Within the OH and POTS groups, BP or HR changes during HUT were not significantly different between symptomatic and asymptomatic groups. In other word, we could not assume the severity of orthostatic symptoms during HUT as indicative of the degree of orthostatic fall in BP or HR rise during HUT. Moreover, the frequency of orthostatic symptoms during HUT between patients with neurogenic and non-neurogenic OH is not significantly different.

There has been debate around the optimal duration of tilt of HUT. Tilt duration is a more important variable than tilt angle and the duration of the tilt depends on the cause of orthostatic intolerance22. The duration of tilt is generally accepted that 5 minutes for orthostatic hypotension, 10 minutes for POTS and a longer duration for neurally mediated syncope22. To detect initial OH, we need to measure BP immediately after onset of tilt23. Delayed OH optimally requires 30 minutes in older individuals and 40 minutes required for younger individuals to detect24. For detecting late POTS, which occurred after 10 minutes of tilt, we need 45 minutes HUT25. According to the present study, we cannot predict the cause of orthostatic intolerance with symptoms. Therefore, clinicians need to carefully measure immediate BP and HR and to decide the duration of tilt according to BP and HR changes during HUT in addition to the suspected cause of orthostatic intolerance.

Our study had several limitations. One limitation is our criterion for OH. For tilt studies, requirement for a fall in SBP of >30 mm Hg might be more appropriate26, 27. By using the lower value we are including patients with mild autonomic failure. Second, we did not attempt to compare autonomic data from patients with orthostatic symptoms during daily life with that from the control group without orthostatic symptoms.

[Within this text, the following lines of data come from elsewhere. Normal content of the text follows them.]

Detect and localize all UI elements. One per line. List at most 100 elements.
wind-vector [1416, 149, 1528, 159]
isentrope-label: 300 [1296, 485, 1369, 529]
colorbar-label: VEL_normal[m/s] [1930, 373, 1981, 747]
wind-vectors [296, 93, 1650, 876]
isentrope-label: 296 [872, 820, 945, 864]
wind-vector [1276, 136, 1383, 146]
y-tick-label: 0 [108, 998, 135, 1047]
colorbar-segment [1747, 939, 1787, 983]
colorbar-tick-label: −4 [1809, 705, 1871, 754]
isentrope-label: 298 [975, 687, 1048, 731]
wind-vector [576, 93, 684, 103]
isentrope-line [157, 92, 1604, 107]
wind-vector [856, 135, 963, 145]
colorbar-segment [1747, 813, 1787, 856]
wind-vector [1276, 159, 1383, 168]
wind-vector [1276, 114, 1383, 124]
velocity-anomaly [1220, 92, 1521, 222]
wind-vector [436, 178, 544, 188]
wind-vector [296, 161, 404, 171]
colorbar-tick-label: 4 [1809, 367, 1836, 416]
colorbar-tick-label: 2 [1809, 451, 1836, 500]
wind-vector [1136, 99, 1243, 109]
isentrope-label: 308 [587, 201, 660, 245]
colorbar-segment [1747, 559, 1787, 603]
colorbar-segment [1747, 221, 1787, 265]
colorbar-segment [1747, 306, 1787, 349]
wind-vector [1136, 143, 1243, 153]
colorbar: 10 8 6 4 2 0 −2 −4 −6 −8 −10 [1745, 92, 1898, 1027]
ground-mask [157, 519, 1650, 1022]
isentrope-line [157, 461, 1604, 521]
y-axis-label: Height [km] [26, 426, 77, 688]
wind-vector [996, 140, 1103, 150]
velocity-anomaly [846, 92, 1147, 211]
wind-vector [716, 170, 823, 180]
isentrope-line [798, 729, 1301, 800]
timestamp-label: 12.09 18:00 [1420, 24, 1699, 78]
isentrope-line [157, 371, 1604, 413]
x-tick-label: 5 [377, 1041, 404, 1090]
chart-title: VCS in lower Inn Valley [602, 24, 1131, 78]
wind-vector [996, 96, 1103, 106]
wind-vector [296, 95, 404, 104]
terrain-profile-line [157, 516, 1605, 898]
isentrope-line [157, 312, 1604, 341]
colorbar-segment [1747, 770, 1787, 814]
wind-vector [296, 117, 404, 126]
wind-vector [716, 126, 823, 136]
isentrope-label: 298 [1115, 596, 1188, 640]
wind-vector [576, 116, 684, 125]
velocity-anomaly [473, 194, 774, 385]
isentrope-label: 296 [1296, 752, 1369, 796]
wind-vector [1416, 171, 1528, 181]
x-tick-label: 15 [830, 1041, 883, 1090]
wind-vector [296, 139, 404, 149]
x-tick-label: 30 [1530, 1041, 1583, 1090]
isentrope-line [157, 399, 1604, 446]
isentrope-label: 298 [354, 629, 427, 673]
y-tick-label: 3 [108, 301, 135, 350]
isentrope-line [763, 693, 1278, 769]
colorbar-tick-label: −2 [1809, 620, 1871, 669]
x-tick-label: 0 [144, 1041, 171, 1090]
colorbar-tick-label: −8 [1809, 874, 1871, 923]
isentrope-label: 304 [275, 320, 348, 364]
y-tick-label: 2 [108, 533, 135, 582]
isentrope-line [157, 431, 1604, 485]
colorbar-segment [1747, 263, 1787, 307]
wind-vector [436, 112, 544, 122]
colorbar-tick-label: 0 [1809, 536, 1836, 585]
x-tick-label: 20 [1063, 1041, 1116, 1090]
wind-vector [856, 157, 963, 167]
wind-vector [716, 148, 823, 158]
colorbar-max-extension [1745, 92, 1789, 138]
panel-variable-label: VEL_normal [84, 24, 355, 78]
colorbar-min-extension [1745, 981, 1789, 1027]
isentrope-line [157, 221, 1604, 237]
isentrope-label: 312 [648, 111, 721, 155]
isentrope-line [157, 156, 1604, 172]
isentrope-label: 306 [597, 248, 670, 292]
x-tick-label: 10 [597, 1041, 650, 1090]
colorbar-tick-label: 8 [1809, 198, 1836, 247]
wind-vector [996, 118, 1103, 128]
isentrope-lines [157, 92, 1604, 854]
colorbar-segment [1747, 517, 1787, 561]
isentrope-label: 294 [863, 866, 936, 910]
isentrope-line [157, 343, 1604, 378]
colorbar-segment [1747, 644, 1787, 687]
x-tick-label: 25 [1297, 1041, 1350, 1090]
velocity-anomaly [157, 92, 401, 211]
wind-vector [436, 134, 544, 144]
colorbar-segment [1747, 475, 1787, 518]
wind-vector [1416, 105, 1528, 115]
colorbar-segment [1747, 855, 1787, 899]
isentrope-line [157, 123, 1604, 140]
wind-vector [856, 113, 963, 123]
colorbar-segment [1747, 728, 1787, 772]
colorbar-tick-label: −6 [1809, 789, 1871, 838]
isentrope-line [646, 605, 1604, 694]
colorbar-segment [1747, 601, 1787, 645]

Thus, the relevance of a single abnormal test result should be made with caution. Further studies, including a large number of normal controls, are needed to assess the clinical implication of mild degrees of autonomic dysfunction in each test. Third, we did not attempt to compare autonomic data from patients with typical symptoms with that of atypical symptomatic groups. Further studies are needed to assess the difference in autonomic parameters between patients with typical symptoms and patients with atypical symptoms. Finally, because we classified patients, according to the patterns of orthostatic symptoms, irrespective of their underlying conditions, the possible patterns of orthostatic symptoms according to underlying causes remained to be elucidated.